Am schönsten ist doch immer noch das Weltende

Über Jakob van Hoddis' zu Lebzeiten veröffentlichte Gedichte

Von Klaus Cäsar ZehrerRSS-Newsfeed neuer Artikel von Klaus Cäsar Zehrer

Besprochene Bücher / Literaturhinweise

"Sagen Sie mal ein Gedicht von Jakob van Hoddis auf."

"Weltende. Dem Bürger fliegt vom spitzen Kopf der Hut, in allen Lüften hallt es wie Geschrei. Dachdecker stürzen ab und gehn entzwei und an den Küsten - liest man - steigt die Flut. Der Sturm ist da, die wilden Meere hupfen an Land, um dicke Dämme zu zerdrücken. Die meisten Menschen haben einen Schnupfen. Die Eisenbahnen fallen von den Brücken."

"Danke, das läuft ja wie geschmiert. Und nun noch eins, bitte."

"Noch eins? Hat der denn noch was anderes geschrieben?"

Hat er, hat er, wenn ihm auch nicht viel Zeit dazu blieb: 1911 veröffentlichte van Hoddis, 23-jährig, sein erstes Gedicht, 1914 schon sein neununddreißigstes und letztes. Es folgten Jahrzehnte der Geisteskrankheit und 1942 die Deportation aus einer Israelitischen Nervenklinik in ein Massenvernichtungslager in Polen. Dort verliert sich die Spur; nicht einmal das genaue Datum seiner Ermordung ist bekannt. Als 1958 zum ersten Mal eine Gesamtausgabe des fast vergessenen Dichters zusammengestellt wurde, tauchten im Nachlass 35 unveröffentlichte Gedichte auf, die aus unerfindlichen Gründen in der neuen Edition fehlen.

Es gibt einige Dichter, von denen die Nachwelt nicht mehr erinnert als einen einzigen Text oder gar nur eine Zeile: Wem sagen die Namen Johann Gaudenz von Salis-Seewis, Theodor Enslin oder Luise Hensel noch etwas? Von ihren berühmtesten Schöpfungen, "Bunt sind schon die Wälder", "Guter Mond, du gehst so stille", "Müde bin ich, geh zur Ruh" dagegen kennt fast jeder zumindest den Titel. Mit van Hoddis jedoch hat es eine besondere, ja einzigartige Bewandtnis: Sein "Weltende" wurde nicht als Text eines Volksliedes berühmt, sondern als Initialzündung einer ganzen literarischen Bewegung, des Expressionismus. Wie kommt es, dass einer mit acht Zeilen eine ganze Dichtergeneration prägen, ansonsten aber kaum Aufmerksamkeit erregen kann? Wer war dieser berühmte und doch unbekannte Jakob van Hoddis? Ein mittelmäßiges Talent mit Zufallstreffer? Oder ein Genie, zu Unrecht auf einen Scoop reduziert?

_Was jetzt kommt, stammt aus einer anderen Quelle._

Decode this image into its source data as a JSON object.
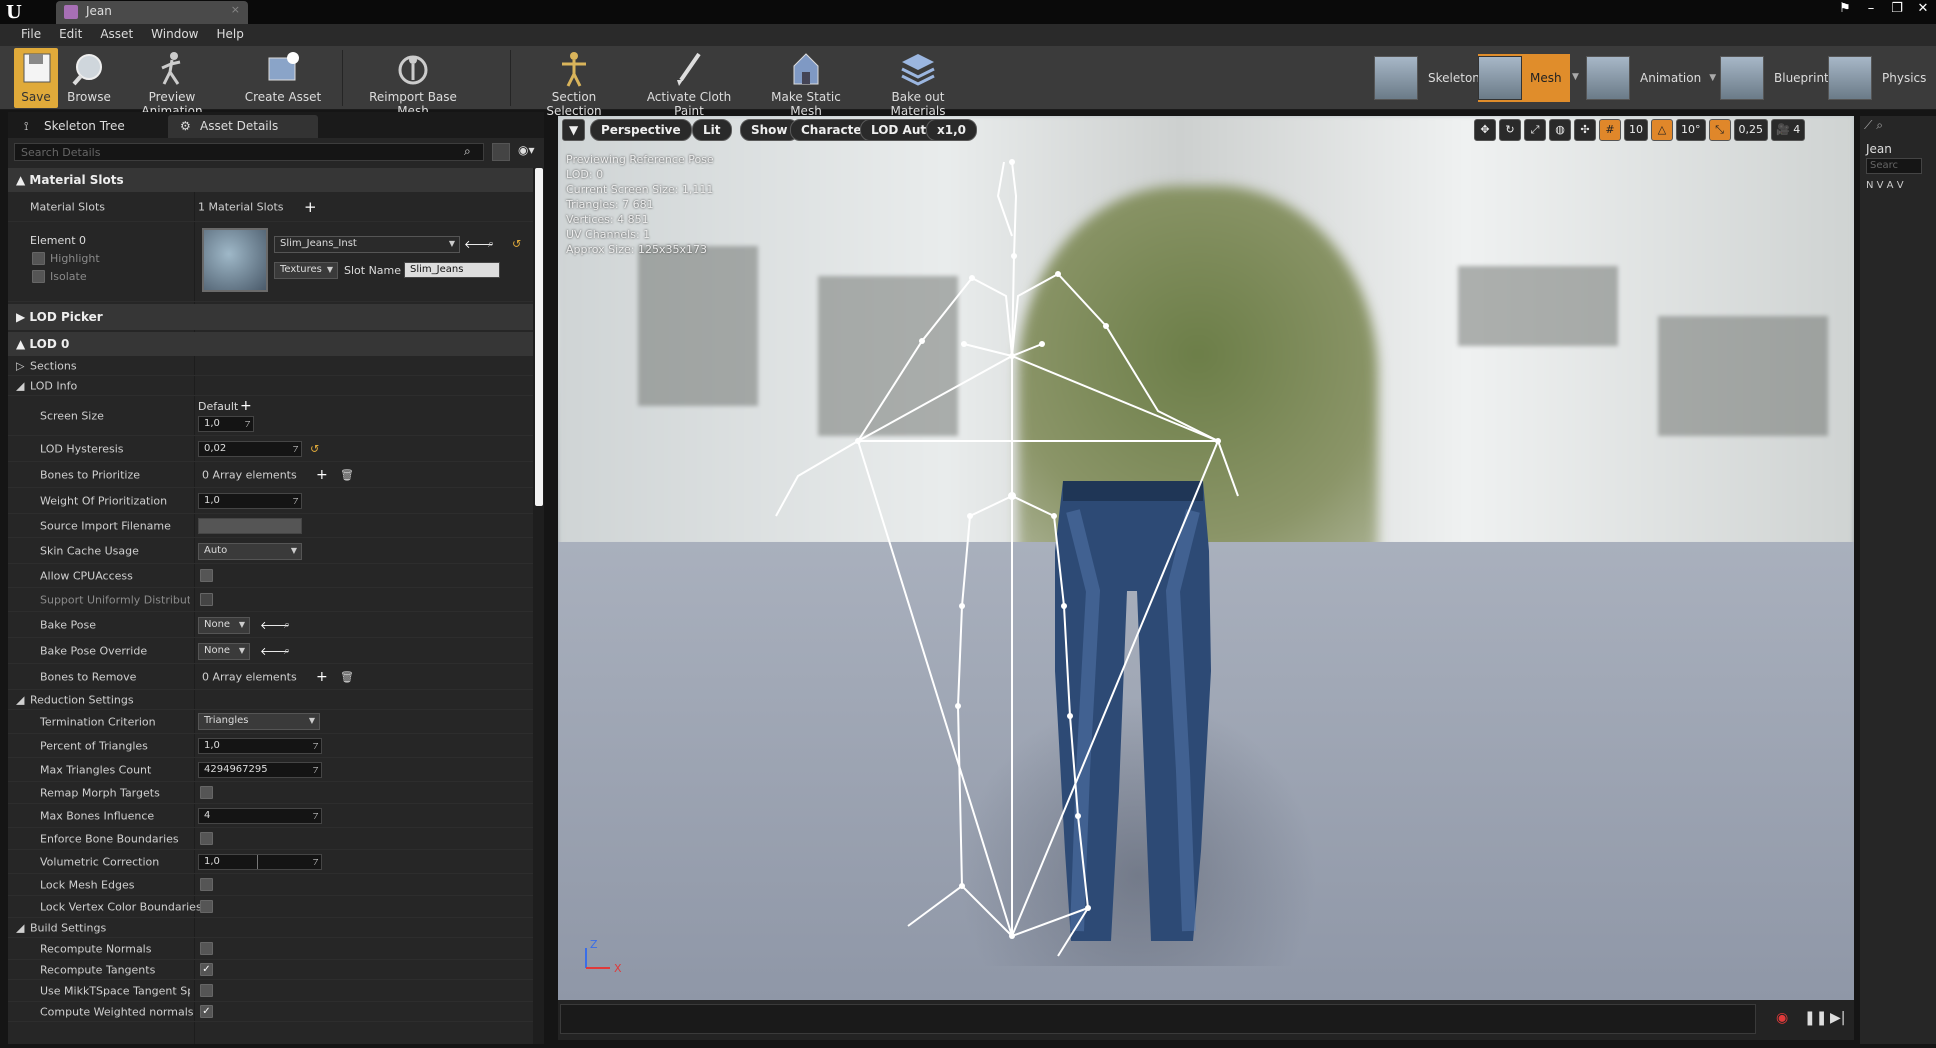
{
  "window": {
    "tab_title": "Jean",
    "tab_close": "×"
  },
  "menu": [
    "File",
    "Edit",
    "Asset",
    "Window",
    "Help"
  ],
  "toolbar": {
    "save": "Save",
    "browse": "Browse",
    "preview_animation": "Preview Animation",
    "create_asset": "Create Asset",
    "reimport": "Reimport Base Mesh",
    "section_selection": "Section Selection",
    "cloth_paint": "Activate Cloth Paint",
    "static_mesh": "Make Static Mesh",
    "bake_materials": "Bake out Materials"
  },
  "modes": {
    "skeleton": "Skeleton",
    "mesh": "Mesh",
    "animation": "Animation",
    "blueprint": "Blueprint",
    "physics": "Physics"
  },
  "panel_tabs": {
    "skeleton_tree": "Skeleton Tree",
    "asset_details": "Asset Details"
  },
  "search": {
    "placeholder": "Search Details"
  },
  "details": {
    "material_slots_header": "Material Slots",
    "material_slots_label": "Material Slots",
    "material_slots_value": "1 Material Slots",
    "element0": "Element 0",
    "highlight": "Highlight",
    "isolate": "Isolate",
    "material_name": "Slim_Jeans_Inst",
    "textures": "Textures",
    "slot_name_label": "Slot Name",
    "slot_name_value": "Slim_Jeans",
    "lod_picker": "LOD Picker",
    "lod0": "LOD 0",
    "sections": "Sections",
    "lod_info": "LOD Info",
    "screen_size": "Screen Size",
    "screen_default": "Default",
    "screen_size_value": "1,0",
    "lod_hysteresis": "LOD Hysteresis",
    "lod_hysteresis_value": "0,02",
    "bones_prioritize": "Bones to Prioritize",
    "array0": "0 Array elements",
    "weight_prior": "Weight Of Prioritization",
    "weight_prior_value": "1,0",
    "source_import": "Source Import Filename",
    "skin_cache": "Skin Cache Usage",
    "skin_cache_value": "Auto",
    "allow_cpu": "Allow CPUAccess",
    "support_uniform": "Support Uniformly Distributed S",
    "bake_pose": "Bake Pose",
    "none": "None",
    "bake_pose_override": "Bake Pose Override",
    "bones_remove": "Bones to Remove",
    "reduction": "Reduction Settings",
    "termination": "Termination Criterion",
    "termination_value": "Triangles",
    "percent_tri": "Percent of Triangles",
    "percent_tri_value": "1,0",
    "max_tri": "Max Triangles Count",
    "max_tri_value": "4294967295",
    "remap_morph": "Remap Morph Targets",
    "max_bones": "Max Bones Influence",
    "max_bones_value": "4",
    "enforce_bone": "Enforce Bone Boundaries",
    "volumetric": "Volumetric Correction",
    "volumetric_value": "1,0",
    "lock_mesh": "Lock Mesh Edges",
    "lock_vertex": "Lock Vertex Color Boundaries",
    "build": "Build Settings",
    "recompute_normals": "Recompute Normals",
    "recompute_tangents": "Recompute Tangents",
    "mikkt": "Use MikkTSpace Tangent Spa",
    "weighted_normals": "Compute Weighted normals"
  },
  "viewport": {
    "perspective": "Perspective",
    "lit": "Lit",
    "show": "Show",
    "character": "Character",
    "lod_auto": "LOD Auto",
    "speed": "x1,0",
    "info": [
      "Previewing Reference Pose",
      "LOD: 0",
      "Current Screen Size: 1,111",
      "Triangles: 7 681",
      "Vertices: 4 851",
      "UV Channels: 1",
      "Approx Size: 125x35x173"
    ],
    "grid": "10",
    "rot": "10°",
    "scale": "0,25",
    "cam": "4",
    "axis_z": "Z",
    "axis_x": "X"
  },
  "right_panel": {
    "title": "Jean",
    "search": "Searc",
    "letters": "N V A V"
  },
  "colors": {
    "accent": "#e0872a",
    "save": "#e0aa3a",
    "panel": "#262626"
  }
}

Das "Weltende", in verschiedenen Anthologien als das typische expressionistische Gedicht vorgestellt, wirkt neben dem verrätselten, bildmächtigen, übersensiblen Pathos eines Heym oder Trakl immer als Fremdkörper - auffallend klar, unterkühlt, fast flapsig. Der da das Weltende damit beschrieb, dass die meisten Menschen einen Schnupfen haben, der die Dachdecker ungerührt "entzwei gehn" ließ (ein seltsames Bild: in der Mitte durchgebrochene Menschen) - schilderte der wirklich seine düsteren Untergangsvisionen, oder war er nicht eher ein, wenngleich etwas makabrer, aber doch: Humorist?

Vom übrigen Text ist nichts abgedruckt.